The Government prepares and submits to the Chamber of Deputies a mid-year report on the performance of economy and observance of the state budget and an evaluation of the observance of territorial self-governments’ budgets, associations of municipalities, Regional Councils of Cohesion Regions, and the development of state assets, state guarantees, state debt, including their detailed analysis and outlook on observation of the budget in the second half of budgetary year, and in case of deviation from the agreed budget, an information on steps taken to ensure stability of budget management. MF surveys closely budgetary performance and informs the Government about it in the first and third quarters; the Government submits a report to the Budgetary Committee of the Chamber of Deputies the month following first and third quarters. The mid-year report and quarterly reports are published. All the participants in central government budget must submit data for these reports. Failure to do so results in suspension of budgetary funds.[6]

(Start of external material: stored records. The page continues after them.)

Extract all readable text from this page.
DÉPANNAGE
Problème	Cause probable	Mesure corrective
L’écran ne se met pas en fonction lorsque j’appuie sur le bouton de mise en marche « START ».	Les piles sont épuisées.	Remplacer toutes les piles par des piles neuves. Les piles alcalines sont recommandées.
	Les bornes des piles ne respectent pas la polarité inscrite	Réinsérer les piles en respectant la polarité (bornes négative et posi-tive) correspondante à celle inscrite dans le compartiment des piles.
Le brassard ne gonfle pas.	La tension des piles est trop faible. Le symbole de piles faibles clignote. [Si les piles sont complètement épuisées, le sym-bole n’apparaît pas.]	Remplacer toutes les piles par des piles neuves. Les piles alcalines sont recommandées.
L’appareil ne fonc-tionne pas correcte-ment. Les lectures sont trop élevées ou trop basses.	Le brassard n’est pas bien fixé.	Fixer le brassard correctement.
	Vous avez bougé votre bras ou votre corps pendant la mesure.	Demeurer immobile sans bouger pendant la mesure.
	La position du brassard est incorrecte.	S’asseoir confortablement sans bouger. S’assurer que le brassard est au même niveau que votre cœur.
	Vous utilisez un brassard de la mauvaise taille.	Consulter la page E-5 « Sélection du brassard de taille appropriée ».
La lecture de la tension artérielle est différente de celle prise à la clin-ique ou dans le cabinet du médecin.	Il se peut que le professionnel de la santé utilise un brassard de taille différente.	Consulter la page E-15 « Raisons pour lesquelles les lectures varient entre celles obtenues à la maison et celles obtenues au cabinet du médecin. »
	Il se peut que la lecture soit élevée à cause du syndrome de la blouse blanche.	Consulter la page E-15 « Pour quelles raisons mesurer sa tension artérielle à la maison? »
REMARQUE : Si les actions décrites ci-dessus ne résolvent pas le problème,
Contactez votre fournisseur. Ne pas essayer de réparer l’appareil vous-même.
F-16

After the end of the budget year, MF prepares a draft central government final account, which is discussed by the Government and submitted to the Chamber of Deputies of the Parliament by April 30. The Chamber issues a resolution on the central government final account. It also decides on the financing of deficit or use of surplus in case these differ from the agreed budget.[7]

General change         
II.2
How has the budgetary process changed since the beginning of the financial/Eurozone crisis?

The timeline of a budget preparation changed (the first phase) with the introduction of the European Semester (see question VIII.8) and preparation and observance of medium-term expenditures framework was detailed.

Institutional change         
II.3
What institutional changes are brought about by the changes in the budgetary process, e.g. relating to competences of parliament, government, the judiciary and independent advisory bodies?

No substantial changes in the competences of central government institutions were made in reaction to the Euro-crisis. Some changes had been introduced before or independently of the Euro-crisis legislation (such as binding resolution of the Chamber of Deputies of Parliament on medium-term expenditures framework), other changes have been drafted (the Fiscal Constitution Bill and its implementing laws – see further).

Change of time-line
II.4
How has the time-line of the budgetary cycle changed as a result of the implementation of Euro-crisis law?

See question VIII.8.

Miscellaneous
II.5
What other information is relevant with regard to the Czech Republic and changes to the budgetary process?

Not applicable            .

[1] Sec. 8 of the Law No. 218/2000 Coll. on Budgetary Law as amended.

[2] Sec. 2 of the by-law of the Ministry of Finance of the Czech Republic No. 133/2013 Coll. setting the extent and structure of data for preparation of draft law on annual budget and draft medium-term outlook of state budget and the deadlines for submissions.

[3] Secs. 8, 8a, and 8b of the Law No. 218/2000 Coll. on Budgetary Law as amended.

[4] See “Minutes from the 12th session of the Budgetary Committee of the Chamber of Deputies of the Parliament, March 1 and 3, 2011”, p. 9.

[5] Secs. 101-106 of the Law 90/1995 Coll. as amended on the Rules of Procedure of the Chamber of Deputies of the Parliament.

[6] Sec. 20 of the Law No. 218/2000 Coll. on Budgetary Law as amended.

[7] Sec. 30 of the Law No. 218/2000 Coll. on Budgetary Law as amended.